Monday, August 11, 2014

Recovering Senses

I'm a meth user.

I'm not sure if writing this would spell trouble for me, but I need to write this down to remind myself and people out there that there's a lot to it in battles. I've been clean for 1 year now, and I'm keeping it that way, but like any temptations, they come in the form of a simple Watsapp jingle. I've block and rejected them but still they find a way to contact me.

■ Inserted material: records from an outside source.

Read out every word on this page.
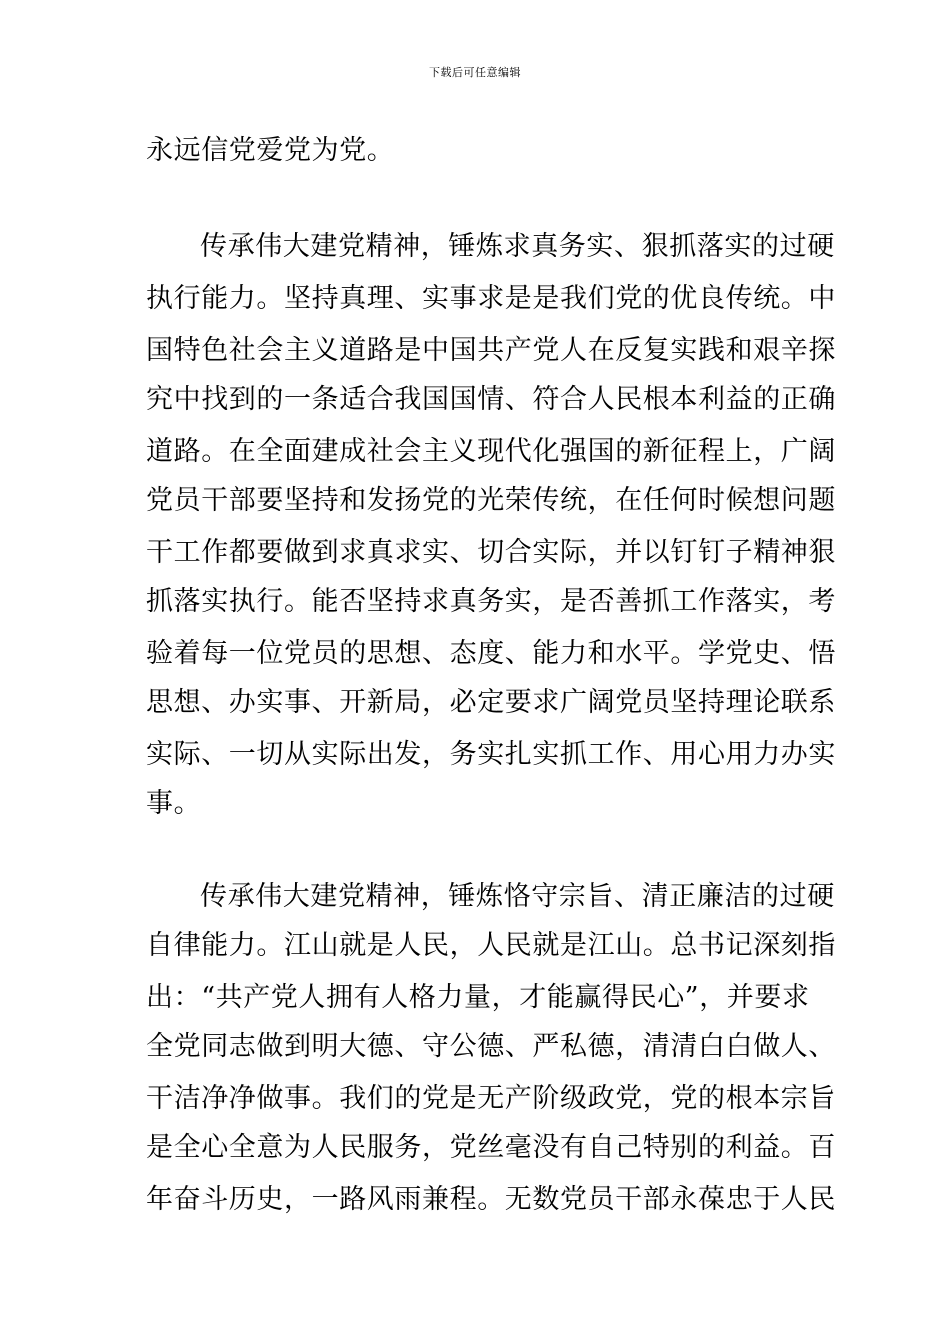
下载后可任意编辑
永远信党爱党为党。
传承伟大建党精神，锤炼求真务实、狠抓落实的过硬
执行能力。坚持真理、实事求是是我们党的优良传统。中
国特色社会主义道路是中国共产党人在反复实践和艰辛探
究中找到的一条适合我国国情、符合人民根本利益的正确
道路。在全面建成社会主义现代化强国的新征程上，广阔
党员干部要坚持和发扬党的光荣传统，在任何时候想问题
干工作都要做到求真求实、切合实际，并以钉钉子精神狠
抓落实执行。能否坚持求真务实，是否善抓工作落实，考
验着每一位党员的思想、态度、能力和水平。学党史、悟
思想、办实事、开新局，必定要求广阔党员坚持理论联系
实际、一切从实际出发，务实扎实抓工作、用心用力办实
事。
传承伟大建党精神，锤炼恪守宗旨、清正廉洁的过硬
自律能力。江山就是人民，人民就是江山。总书记深刻指
出：“共产党人拥有人格力量，才能赢得民心”，并要求
全党同志做到明大德、守公德、严私德，清清白白做人、
干洁净净做事。我们的党是无产阶级政党，党的根本宗旨
是全心全意为人民服务，党丝毫没有自己特别的利益。百
年奋斗历史，一路风雨兼程。无数党员干部永葆忠于人民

I will be strong, I will recover from this and I will feel again the beauty of the things around me, things I've done in the past before meth, before my innocence destroyed by my very own hands and conscious. I want to feel happy again, about work, going to gym and be friends to people.

I'm a meth user.

I will not falter, I will stand strong, I will survive

I'm a survivor

Friday, March 21, 2014

Mind in Distress

Humans are funny, sad sod sometimes. It didn't took a genius to figure out if a person is ok and to add insult to injury,

"Are you OK? What Happen To You?"

That got me rolling my eyes like somewhere in a fantasy dream, I came 7 times with just The Destroyer up my ass and i'm loving it. Sometimes it's not the work, it's not the people, but the sabotaging whether the means are intentional or not, just seeps the energy away.

Been thinking what to do for the rest of my miserable life, by now i'm clean for 6 months, no drugs, no lewd thoughts of unsafe sex and no more excuses for not going to gym. Still I'm not happy, something is missing. Missing in the sense i'm having withdrawals when it came like a hurricane.

Help me to escape this repetitive loop. I'm tired.